La nona puntata di Ray Donovan ritorna alla sua struttura “classica”, in cui l’azione e gli imprevisti familiari e lavorativi scandiscono l’universo e la giornata di Ray. Inoltre dal punto di vista narrativo sembra che lo show abbia preso un’altra strada narrativa, portandoci a un esito inaspettato soprattutto per il finale di stagione.
Difatti, la puntata segue tre storie, la prima è nuova e inesplorata e riguarda Sully (James Woods) in viaggio con Catherine e Avi (Steven Bauer) da Boston a Los Angeles. Il viaggio è un modo per conoscere i tre personaggi in una nuova veste e l’unica costante che emerge in ogni sequenza è il mondo in cui Catherine è petulante e assolutamente fuori luogo oltre a non comprendere la delicatezza della situazione. L’arrivo al motel preannuncia il colpo di scena, ossia, il primo e unico sviluppo di un omicidio in tutta la serie. Sully uccide Catherine dopo che con il suo fare ammaliatore costringe la donna a confessare di aver svelato al telefono la loro posizione. L’intera sequenza è uno strangolamento con un guinzaglio e questo lancia un messaggio estremamente simbolico, ossia di come il loro rapporto sia sempre stato di subordinazione e come questa donna si è sempre negata delle possibilità per stare con lui. Eppure questa scena potrebbe collegarsi un po’ a tutte le donne della serie, da Abby (Paula Malcomson) fino a Deb (Denise Crosby), pronte a rinunciare a qualcosa pur di avere accanto questi uomini criminali che danno loro tutto ciò che desiderano.
Un’altro colpo di scena si instaura nel filone narrativo di Mickey (John Voight), egli deve raccogliere informazioni per Van Miller (Frank Whaley). Interessante è il disprezzo e l’insoddisfazione che Mickey nutre nei confronti di Van Miller che si stende dalle prime scene mostrando una lucida premeditazione fino al secondo omicidio. Esce di scena un personaggio che agli occhi dello spettatore non è mai stato credibile dato la sua poca influenza di ruolo e posizione all’interno del FBI nonché la sua vulnerabilità. L’agente doveva essere il tassello decisivo per incastrare Ray, Erza e Lee ma ha solo sottolineato il sottile meccanismo, in stile I Soprano, in cui i giochi di potere e di protezione non posso avvenire al di fuori della cerchia dei Donovan.
L’ultima vicenda narrativa è quella di Ray (Liev Schreiber), che fa da portante nel collegare il viaggio di Sully e le indagini di Mickey. Una puntata in cui Ray torna nel suo ruolo di “avvocato” delle star di Hollywood cercando di evitargli problemi mediatici pagando e minacciando là dove è necessario, ma allo stesso tempo mostrando quanto questa élite sia sempre pronta a imbrogliare il prossimo.
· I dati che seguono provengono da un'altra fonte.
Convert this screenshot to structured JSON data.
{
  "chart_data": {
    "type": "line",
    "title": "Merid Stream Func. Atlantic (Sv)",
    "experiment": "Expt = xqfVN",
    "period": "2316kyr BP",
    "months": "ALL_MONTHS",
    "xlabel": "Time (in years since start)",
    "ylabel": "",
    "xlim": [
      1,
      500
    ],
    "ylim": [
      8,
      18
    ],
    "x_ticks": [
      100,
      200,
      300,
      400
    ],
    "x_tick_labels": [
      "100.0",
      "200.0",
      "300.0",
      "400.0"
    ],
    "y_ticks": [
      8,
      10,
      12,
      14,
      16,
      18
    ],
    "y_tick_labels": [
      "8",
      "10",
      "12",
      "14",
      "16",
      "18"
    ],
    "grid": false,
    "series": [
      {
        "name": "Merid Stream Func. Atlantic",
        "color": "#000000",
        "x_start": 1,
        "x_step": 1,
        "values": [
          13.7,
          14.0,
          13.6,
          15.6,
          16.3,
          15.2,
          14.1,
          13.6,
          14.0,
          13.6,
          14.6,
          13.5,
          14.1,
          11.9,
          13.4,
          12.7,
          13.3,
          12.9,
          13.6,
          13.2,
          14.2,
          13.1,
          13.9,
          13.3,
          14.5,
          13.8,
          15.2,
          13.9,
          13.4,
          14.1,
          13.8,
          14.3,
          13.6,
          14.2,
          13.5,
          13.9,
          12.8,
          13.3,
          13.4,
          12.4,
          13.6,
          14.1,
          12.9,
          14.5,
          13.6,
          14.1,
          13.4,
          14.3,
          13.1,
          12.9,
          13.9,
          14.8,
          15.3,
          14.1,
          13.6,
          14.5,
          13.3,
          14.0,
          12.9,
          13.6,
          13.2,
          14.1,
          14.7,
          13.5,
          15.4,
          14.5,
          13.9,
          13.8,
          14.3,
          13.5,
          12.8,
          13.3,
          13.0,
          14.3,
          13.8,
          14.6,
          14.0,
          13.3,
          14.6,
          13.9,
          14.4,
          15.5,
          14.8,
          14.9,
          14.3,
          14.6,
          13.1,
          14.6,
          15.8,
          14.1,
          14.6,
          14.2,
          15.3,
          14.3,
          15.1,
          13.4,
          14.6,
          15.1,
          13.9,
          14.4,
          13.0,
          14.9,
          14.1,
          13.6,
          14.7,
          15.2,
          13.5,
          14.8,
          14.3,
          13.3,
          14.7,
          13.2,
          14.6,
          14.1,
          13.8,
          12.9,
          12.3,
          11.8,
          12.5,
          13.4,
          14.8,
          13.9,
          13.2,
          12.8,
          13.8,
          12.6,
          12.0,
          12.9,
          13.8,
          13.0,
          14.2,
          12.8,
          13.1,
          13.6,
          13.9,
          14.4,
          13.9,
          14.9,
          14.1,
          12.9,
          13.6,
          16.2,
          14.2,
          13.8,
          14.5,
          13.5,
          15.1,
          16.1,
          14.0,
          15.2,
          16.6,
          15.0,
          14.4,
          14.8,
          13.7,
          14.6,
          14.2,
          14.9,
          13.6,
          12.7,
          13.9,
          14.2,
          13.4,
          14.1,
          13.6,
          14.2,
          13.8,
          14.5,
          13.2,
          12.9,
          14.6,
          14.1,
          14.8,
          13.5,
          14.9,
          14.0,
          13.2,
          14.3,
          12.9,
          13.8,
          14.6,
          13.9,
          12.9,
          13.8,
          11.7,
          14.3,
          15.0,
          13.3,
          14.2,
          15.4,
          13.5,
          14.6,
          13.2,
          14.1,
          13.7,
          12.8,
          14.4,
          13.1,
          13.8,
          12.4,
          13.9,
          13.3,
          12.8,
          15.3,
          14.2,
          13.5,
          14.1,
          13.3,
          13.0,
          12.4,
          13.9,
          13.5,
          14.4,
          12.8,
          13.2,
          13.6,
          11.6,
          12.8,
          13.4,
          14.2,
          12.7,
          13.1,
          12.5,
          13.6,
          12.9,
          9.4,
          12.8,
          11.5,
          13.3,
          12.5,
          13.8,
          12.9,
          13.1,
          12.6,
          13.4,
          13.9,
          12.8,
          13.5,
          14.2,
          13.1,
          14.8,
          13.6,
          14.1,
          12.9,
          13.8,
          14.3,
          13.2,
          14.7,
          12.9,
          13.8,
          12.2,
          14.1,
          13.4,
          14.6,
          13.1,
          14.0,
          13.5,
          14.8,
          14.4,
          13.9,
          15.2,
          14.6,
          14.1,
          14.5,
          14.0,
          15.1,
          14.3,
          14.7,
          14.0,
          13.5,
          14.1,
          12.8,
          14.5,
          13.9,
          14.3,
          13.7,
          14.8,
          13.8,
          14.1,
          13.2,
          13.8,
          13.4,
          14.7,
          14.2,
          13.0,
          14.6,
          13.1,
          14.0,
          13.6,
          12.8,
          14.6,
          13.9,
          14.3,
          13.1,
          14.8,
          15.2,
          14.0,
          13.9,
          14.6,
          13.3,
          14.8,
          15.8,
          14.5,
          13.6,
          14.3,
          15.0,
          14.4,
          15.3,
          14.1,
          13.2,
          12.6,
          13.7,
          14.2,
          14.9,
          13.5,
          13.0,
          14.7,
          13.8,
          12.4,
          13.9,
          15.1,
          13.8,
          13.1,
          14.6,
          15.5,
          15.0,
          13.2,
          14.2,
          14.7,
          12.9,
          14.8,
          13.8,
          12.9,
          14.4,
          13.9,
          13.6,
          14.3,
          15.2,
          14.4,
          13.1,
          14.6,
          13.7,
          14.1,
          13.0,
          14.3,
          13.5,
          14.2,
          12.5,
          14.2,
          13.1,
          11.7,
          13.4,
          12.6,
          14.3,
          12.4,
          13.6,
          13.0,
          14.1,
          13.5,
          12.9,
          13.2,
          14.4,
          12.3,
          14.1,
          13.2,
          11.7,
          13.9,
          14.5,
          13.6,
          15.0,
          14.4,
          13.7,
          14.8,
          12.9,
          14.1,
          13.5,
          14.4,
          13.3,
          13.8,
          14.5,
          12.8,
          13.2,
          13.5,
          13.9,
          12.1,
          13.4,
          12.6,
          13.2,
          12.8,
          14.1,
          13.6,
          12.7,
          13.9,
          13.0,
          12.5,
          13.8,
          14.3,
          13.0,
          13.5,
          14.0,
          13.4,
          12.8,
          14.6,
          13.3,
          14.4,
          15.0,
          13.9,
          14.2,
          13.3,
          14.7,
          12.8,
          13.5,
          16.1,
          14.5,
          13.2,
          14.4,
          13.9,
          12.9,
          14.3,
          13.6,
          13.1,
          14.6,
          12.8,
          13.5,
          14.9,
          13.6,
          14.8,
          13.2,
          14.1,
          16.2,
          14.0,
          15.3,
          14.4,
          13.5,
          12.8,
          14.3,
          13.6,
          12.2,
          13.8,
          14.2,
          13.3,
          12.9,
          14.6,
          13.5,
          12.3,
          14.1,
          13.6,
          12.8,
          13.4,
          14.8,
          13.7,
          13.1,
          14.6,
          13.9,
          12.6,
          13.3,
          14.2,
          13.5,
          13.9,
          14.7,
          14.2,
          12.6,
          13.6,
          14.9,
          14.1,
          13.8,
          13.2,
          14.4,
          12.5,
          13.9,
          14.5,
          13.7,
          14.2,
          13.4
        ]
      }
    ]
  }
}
Road Trip, mostra numerose incongruenze nella sceneggiatura di questa serie. L’esplorazione dei personaggi è un bene per i grandi attori della serie, ma è altrettanto facile il modo in cui vengono messi da parte. Abby sembra aver rinunciato a capire il lavoro di Ray, le minacce di Erza nell’uccidere Mickey si sono fermate in un letto di ospedale; Darryl e Bunchy non hanno dato contributi fino ad ora e Terry è sporadico nei suoi interventi tra il fratello e il padre. Anche se sappiamo quando Mickey verrà assassinato, la strada che si è intrapresa per arrivare fino a questo momento è stata piuttosto deviante, ostacolando così, una serie molto interessante.